Pair Corralation between Scholar Rock and Inhibrx
Given the investment horizon of 90 days Scholar Rock Holding is expected to under-perform the Inhibrx. But the stock apears to be less risky and, when comparing its historical volatility, Scholar Rock Holding is 1.13 times less risky than Inhibrx. The stock trades about -0.13 of its potential returns per unit of risk. The Inhibrx is currently generating about -0.01 of returns per unit of risk over similar time horizon. If you would invest 1,514 in Inhibrx on December 29, 2024 and sell it today you would lose (82.00) from holding Inhibrx or give up 5.42% of portfolio value over 90 days.
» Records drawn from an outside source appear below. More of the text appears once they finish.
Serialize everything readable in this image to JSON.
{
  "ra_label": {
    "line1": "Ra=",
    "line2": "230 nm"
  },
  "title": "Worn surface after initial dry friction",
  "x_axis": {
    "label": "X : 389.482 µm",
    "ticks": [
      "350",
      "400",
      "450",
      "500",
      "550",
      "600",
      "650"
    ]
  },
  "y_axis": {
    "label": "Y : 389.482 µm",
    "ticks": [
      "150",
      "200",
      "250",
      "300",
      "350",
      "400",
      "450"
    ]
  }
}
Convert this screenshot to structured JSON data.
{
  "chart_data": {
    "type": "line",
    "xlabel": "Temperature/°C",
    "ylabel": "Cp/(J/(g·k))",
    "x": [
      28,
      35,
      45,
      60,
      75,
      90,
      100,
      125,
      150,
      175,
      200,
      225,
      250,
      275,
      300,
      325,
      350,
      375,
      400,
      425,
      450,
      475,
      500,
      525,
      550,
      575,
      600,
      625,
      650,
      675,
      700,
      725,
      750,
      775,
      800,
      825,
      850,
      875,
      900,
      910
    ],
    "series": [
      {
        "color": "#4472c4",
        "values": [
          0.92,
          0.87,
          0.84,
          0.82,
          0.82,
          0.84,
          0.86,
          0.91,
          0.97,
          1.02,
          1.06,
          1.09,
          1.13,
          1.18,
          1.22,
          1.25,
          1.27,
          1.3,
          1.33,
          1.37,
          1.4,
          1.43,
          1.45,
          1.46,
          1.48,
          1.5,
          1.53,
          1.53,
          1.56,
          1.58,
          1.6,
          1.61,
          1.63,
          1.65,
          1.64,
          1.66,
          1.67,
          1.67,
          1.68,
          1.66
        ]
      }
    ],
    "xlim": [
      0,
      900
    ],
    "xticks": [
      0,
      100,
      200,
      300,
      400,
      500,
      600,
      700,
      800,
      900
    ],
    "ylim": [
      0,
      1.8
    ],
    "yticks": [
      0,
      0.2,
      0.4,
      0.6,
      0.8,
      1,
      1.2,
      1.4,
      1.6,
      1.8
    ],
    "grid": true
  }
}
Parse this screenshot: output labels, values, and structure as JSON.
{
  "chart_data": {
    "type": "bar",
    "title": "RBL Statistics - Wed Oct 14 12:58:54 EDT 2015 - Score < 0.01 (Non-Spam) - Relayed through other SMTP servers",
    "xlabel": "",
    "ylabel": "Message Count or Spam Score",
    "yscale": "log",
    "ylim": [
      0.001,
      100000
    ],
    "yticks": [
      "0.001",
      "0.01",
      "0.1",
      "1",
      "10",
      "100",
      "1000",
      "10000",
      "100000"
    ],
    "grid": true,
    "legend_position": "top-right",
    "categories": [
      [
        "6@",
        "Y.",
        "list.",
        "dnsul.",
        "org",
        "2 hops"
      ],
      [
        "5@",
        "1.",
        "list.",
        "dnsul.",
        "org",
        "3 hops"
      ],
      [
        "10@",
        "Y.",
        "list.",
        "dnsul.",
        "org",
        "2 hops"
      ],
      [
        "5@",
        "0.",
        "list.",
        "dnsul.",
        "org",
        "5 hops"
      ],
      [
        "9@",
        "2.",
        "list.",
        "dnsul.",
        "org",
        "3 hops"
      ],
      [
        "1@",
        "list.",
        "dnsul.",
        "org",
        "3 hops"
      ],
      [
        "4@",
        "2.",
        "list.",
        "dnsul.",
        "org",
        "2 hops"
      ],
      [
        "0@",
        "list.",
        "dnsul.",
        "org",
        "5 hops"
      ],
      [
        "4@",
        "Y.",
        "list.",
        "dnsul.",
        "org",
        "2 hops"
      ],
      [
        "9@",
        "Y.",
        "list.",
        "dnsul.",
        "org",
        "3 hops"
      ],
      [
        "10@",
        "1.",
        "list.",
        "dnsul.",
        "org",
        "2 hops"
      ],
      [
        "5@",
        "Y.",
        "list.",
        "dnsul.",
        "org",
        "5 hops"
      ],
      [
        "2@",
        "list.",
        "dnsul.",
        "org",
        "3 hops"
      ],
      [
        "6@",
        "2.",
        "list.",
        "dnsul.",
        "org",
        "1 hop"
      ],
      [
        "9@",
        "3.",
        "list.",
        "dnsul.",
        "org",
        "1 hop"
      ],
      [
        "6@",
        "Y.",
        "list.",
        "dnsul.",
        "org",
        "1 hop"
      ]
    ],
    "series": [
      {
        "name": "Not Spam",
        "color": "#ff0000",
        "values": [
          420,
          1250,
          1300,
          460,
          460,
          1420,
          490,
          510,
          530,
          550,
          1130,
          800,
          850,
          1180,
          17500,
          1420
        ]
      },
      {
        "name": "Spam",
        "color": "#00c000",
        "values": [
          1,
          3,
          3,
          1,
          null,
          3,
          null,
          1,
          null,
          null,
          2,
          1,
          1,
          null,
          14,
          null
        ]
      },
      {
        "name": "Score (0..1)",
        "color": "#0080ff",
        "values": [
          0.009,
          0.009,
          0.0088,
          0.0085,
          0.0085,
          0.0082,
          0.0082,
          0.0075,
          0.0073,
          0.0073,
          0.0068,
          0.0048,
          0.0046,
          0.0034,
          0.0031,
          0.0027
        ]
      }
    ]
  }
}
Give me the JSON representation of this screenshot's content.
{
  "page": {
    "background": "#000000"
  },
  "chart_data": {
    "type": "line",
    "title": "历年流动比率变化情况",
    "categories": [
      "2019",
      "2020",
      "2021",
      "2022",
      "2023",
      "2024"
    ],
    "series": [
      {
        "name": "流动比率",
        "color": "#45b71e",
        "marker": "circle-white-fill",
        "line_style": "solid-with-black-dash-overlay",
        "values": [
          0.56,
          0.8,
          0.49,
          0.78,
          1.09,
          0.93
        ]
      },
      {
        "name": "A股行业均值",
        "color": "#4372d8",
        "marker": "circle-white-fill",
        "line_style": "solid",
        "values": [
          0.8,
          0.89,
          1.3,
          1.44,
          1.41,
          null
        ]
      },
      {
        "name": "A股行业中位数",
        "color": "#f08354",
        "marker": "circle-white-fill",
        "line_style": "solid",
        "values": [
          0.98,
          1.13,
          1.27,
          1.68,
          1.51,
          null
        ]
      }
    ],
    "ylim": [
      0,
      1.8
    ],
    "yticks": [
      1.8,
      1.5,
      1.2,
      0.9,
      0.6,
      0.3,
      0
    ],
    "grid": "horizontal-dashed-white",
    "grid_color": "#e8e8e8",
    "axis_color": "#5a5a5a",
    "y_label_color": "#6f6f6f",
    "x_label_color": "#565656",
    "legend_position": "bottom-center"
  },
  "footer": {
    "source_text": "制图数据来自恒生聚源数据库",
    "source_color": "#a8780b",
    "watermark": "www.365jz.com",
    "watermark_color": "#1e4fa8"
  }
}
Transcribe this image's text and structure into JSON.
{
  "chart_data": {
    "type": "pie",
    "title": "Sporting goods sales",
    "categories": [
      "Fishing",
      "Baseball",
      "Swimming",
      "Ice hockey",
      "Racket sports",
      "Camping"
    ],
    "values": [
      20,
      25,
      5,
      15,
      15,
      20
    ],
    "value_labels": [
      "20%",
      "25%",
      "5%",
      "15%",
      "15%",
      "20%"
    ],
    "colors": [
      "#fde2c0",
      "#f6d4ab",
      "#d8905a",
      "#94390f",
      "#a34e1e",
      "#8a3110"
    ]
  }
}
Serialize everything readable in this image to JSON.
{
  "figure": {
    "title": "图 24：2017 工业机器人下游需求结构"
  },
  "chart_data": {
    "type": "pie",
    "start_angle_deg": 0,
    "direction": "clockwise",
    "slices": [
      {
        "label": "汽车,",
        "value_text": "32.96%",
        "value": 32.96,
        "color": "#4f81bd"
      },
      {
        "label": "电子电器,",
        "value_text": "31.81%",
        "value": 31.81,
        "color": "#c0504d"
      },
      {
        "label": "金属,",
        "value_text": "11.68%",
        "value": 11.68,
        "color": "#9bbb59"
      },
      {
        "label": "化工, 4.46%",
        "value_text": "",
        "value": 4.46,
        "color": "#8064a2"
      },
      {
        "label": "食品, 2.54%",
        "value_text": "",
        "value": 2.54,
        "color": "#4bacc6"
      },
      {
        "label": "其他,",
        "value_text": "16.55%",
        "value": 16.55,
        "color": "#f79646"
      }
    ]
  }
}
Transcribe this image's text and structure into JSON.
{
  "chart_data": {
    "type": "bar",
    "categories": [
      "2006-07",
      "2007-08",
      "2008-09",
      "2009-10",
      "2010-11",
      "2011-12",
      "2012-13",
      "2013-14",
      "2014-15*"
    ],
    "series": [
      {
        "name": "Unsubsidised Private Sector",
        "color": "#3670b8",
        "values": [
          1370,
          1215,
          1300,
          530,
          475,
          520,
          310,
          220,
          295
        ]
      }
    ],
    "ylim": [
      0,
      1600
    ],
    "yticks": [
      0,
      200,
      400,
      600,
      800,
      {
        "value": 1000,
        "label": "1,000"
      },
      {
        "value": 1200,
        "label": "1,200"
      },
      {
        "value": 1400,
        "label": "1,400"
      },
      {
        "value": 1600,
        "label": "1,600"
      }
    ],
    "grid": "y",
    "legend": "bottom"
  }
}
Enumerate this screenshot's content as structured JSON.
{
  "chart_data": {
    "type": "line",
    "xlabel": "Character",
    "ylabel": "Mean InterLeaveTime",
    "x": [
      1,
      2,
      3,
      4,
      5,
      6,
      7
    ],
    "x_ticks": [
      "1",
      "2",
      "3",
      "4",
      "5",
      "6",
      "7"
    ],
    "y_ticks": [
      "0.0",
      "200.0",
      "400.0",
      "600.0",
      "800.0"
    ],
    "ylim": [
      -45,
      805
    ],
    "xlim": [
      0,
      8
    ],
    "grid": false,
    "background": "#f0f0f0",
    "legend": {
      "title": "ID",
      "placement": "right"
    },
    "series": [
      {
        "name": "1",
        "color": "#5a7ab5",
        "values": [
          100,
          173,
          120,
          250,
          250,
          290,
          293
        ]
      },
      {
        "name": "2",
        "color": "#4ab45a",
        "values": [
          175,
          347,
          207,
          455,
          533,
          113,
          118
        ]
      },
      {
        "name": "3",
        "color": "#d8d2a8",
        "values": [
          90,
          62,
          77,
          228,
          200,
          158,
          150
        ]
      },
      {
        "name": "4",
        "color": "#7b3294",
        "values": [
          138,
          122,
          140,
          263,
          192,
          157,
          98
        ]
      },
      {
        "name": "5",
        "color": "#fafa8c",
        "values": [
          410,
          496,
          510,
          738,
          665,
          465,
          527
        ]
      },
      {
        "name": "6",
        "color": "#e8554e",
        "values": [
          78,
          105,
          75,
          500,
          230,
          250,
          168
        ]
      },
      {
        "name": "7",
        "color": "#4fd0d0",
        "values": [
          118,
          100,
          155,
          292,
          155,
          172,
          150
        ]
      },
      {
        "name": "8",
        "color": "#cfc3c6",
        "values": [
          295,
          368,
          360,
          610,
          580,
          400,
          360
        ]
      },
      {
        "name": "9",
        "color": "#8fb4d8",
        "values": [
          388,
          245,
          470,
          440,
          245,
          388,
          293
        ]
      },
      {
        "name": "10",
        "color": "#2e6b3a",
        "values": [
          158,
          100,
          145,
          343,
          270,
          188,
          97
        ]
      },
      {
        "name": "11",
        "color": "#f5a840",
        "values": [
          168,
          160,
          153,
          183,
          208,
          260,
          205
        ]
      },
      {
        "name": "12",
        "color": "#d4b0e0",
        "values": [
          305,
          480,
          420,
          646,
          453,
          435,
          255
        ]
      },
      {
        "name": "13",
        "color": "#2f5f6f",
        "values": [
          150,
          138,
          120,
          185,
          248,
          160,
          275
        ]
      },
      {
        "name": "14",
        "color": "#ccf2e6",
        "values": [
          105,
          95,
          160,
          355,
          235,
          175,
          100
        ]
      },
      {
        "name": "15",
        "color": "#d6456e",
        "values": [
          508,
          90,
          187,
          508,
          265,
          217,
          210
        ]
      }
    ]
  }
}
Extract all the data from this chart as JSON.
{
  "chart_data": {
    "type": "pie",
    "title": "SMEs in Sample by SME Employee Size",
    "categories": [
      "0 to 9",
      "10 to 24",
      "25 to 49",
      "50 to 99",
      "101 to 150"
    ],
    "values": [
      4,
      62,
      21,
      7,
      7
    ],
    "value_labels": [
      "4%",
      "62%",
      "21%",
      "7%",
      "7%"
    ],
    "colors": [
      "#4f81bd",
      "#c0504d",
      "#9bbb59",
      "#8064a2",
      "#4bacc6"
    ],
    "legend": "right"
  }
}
Time Period | 3 Months [change] |
Direction | Moves Together |
Strength | Insignificant |
Accuracy | 100.0% |
Values | Daily Returns |
Scholar Rock Holding vs. Inhibrx
Performance |
Timeline |
Scholar Rock Holding |
Inhibrx |
Scholar Rock and Inhibrx Volatility Contrast
Predicted Return Density |
Returns |
Pair Trading with Scholar Rock and Inhibrx
The main advantage of trading using opposite Scholar Rock and Inhibrx positions is that it hedges away some unsystematic risk. Because of two separate transactions, even if Scholar Rock position performs unexpectedly, Inhibrx can make up some of the losses. Pair trading also minimizes risk from directional movements in the market. For example, if an entire industry or sector drops because of unexpected headlines, the short position in Inhibrx will offset losses from the drop in Inhibrx's long position.Scholar Rock vs. Revolution Medicines | Scholar Rock vs. Black Diamond Therapeutics | Scholar Rock vs. Passage Bio | Scholar Rock vs. Monte Rosa Therapeutics |
Inhibrx vs. Mirum Pharmaceuticals | Inhibrx vs. Rocket Pharmaceuticals | Inhibrx vs. Avidity Biosciences | Inhibrx vs. Uniqure NV |
Check out your portfolio center.Note that this page's information should be used as a complementary analysis to find the right mix of equity instruments to add to your existing portfolios or create a brand new portfolio. You can also try the ETF Categories module to list of ETF categories grouped based on various criteria, such as the investment strategy or type of investments.